Couverture

Georges Lebas

L’HEURE PERDUE

© 2019 Librorium Editions

Tous Droits Réservés

I

La lune toute ronde faisait bonne garde autour de la terre.

— Belle nuit de mars pour lorgner les étoiles, dit majestueusement Me Bouvard en se carrant à la fenêtre que l’on venait d’ouvrir afin d’aérer le salon surchauffé. Quelle magnificence là-haut ! Si je n’étais notaire, j’aimerais me consacrer à l’astronomie.

— Vous perdriez au change, dit la maîtresse de maison, Mme Vidal.

Jean Laroche, selon son habitude, fit de l’ironie :

— Vos « minutes » sont plus lucratives… N’est-ce pas, Monsieur Vidal ?

Il appuya sur « minutes » pour souligner la finesse de son jeu de mots.

Le vieux professeur, directement interpellé, tressaillit et parut s’arracher avec peine à ses pensées.

— En effet dit-il.

Il retomba dans son mutisme.

— N’importe, Phébé mérite nos hommages, quand elle se montre si belle…, poursuivit Me Bouvard.

— Poète ! railla un autre personnage. Je parie que vous adressez à la lune des déclarations en vers…

— Évidemment, c’est étrange…

On se regarda. Cette phrase jetée soudain par le professeur ne répondait à personne et trahissait des préoccupations secrètes.

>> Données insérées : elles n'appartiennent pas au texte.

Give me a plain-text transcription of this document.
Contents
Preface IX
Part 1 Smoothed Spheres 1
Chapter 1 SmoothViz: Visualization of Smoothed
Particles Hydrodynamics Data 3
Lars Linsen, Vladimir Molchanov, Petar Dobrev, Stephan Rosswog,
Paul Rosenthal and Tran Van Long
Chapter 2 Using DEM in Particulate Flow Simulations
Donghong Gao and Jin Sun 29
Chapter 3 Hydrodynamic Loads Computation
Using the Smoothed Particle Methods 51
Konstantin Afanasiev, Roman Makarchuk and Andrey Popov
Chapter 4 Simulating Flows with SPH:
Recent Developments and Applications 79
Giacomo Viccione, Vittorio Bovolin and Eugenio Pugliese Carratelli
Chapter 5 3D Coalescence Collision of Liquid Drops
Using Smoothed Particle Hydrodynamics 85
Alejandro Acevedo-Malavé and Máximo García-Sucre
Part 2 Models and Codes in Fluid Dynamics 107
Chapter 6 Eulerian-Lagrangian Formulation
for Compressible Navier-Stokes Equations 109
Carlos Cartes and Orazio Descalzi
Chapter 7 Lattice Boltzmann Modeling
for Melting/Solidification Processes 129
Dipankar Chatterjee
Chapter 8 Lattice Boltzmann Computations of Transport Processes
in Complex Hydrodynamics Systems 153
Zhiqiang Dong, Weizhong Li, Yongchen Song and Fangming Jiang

— Toujours absorbé, murmura sa femme.

— Et quand je chanterais la gloire de Séléné, où serait le péché. Monsieur Habert ? reprit Me Bouvard, désireux de rompre le silence gêné qui venait de s’établir.

Notaire de Barville et conseiller municipal, cet excellent homme fabriquait, par passe-temps, entre deux contrats, des petits vers soigneusement dépourvus d’originalité.

— Vos rimes sont très bonnes, dit gentiment Odette.

— Merci, Mademoiselle.

Se tournant vers le savant, il voulut le tirer de sa torpeur.

— Que d’astres à étudier par un ciel si clair ! s’exclama-t-il.

M. Vidal ne parut pas entendre.

— Cette illumination lunaire absorbe la lueur des étoiles et les instruments d’amateur de notre cher astronome deviennent impuissants, insinua Laroche à mi-voix.

Cette fois M. Vidal se réveilla.

— Instruments d’amateur ! s’écria-t-il indigné. Pas tant que cela, jeune homme ! Vous faites bon marché d’un télescope de douze pouces et demi et d’une lunette de six pouces !...

La vivacité de cette réponse surprit, quoiqu’on sût la passion du brave homme pour l’astronomie et son orgueil d’être le seul, à quinze lieues à la ronde, qui possédât une manière d’observatoire.

Un dîner réunissait ce soir-là, chez lui, ses meilleurs amis. Dîner de contrat. On était passé au salon pour prendre le café. La fenêtre, refermée brusquement, interrompit de son tapage le petit débat entre M. Vidal et son futur gendre. Le poétique notaire s’installa dans un fauteuil, une jambe par-dessus l’autre, le ventre à l’aise. D’ailleurs ; point de cérémonie ni de pose chez ces braves gens. La conservation reprit entre eux, piquée de plaisanteries anodines.

Mais les facéties de l’horloger Habert, les répliques tranchantes du fiancé Laroche, le rire sonore de M. Martot, maire de Barville et pharmacien, ne tiraient pas de sa distraction singulière le digne astronome. Il aurait pu ce soir là, semble-t-il, oublier le charme lointain des étoiles et faire grâce à son entourage de ses doctes méditations. Cette attitude, si peu en rapport avec son aménité et sa bonne éducation, était vraiment étonnante. On l’attribuait surtout au regret de se séparer de sa fille, modèle du parfait secrétaire, sachant écrire en caractères lisibles ses communiqués aux sociétés savantes, et le délivrant même du soin de nouer sa cravate. Mais, en des circonstances aussi graves, les papas se font une raison. Quoi donc troublait ainsi le savant barvillais ?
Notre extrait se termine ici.